Okay, this is a problem on my XP x64 system, rather than W7, but I would think that it would work about the same. I just finished a series of cut/paste operations to reorganize hard drive space. The target drive was totally empty and freshly formatted before I began, but now when viewing it frag status, it shows ~ the first 137 GBs reserved for the MFT, as can be seen in the screenshot below. I have never seen that much space used for that purpose on any Windows OS before. Anyone have any idea of how to trim that down?
EDIT: You'll have to take my word about it, because the forum won't accept the size of my upload. Unfortunately XP doesn't have Snippet, and I don't want to go looking for something like it.
No image, but I don't think that matters too much. If my memory serves me correctly, the original versions of XP had an issue with disk sizes in that they could not recognise (and use) all of the available disk if it exceeded 137GB - they could only use 137GB of it, even if it was fully recognised in the BIOS. This was rectified with SP1. I know that we are currently upto SP3 for the 32-bit version of XP, but whether any Service Packs have ever been released for the 64-bit version I can't say.
Thanks. I've used XP, but not the 64-bit version. It could be an issue with the disk itself - have you tried a chkdsk on it?
As regards the image, there is a workaround that can be used in all Windows OSes and which, in some cases, is better than the Snipping Tool which has its limitations, specifically it can't capture menus. I am, of course, talking about PrtScn. This captures an image of the full screen which you can manipulate in Paint to select the pertinent section which can be attached.

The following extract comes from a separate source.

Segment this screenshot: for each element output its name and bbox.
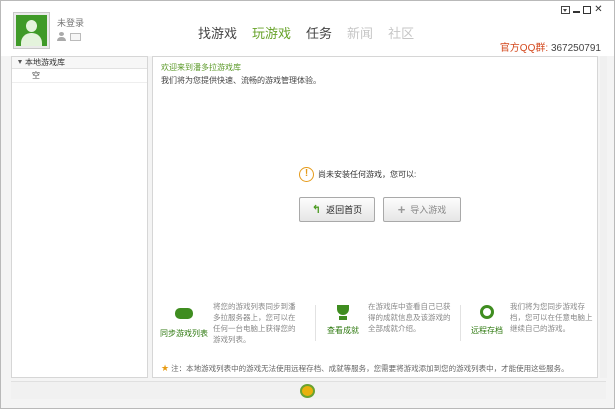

Thanks for the tip. I originally used Paint to save the screenshot in that fashion, except that I didn't know about it's clipping function. I hope this is small enough to work:
I've been thinking about this, and I have a feeling that XP manages the MFT differently than W7, and don't think that chkdsk is going to correct this. I'm going to use True Image to create a file backup, then after reformatting the drive, recover the files from the image. I say file backup, because I don't know if a backup of the partition would include all of those MFT blocks or not?
Applicable to Windows XP only. Windows Vista changed the way the MFT is handled.
In my own opinion. I would not worry about it and let the system manage itself.
It appears that the problem has disappeared, because I moved that drive to my second rig booted to W7, and ran O&O on the drive, and what was MFT is now free space. I ran the defrag, to fill the empty space, and it looks good. I would really be surprised if the MFT space returned when I moved the drive back to where it was.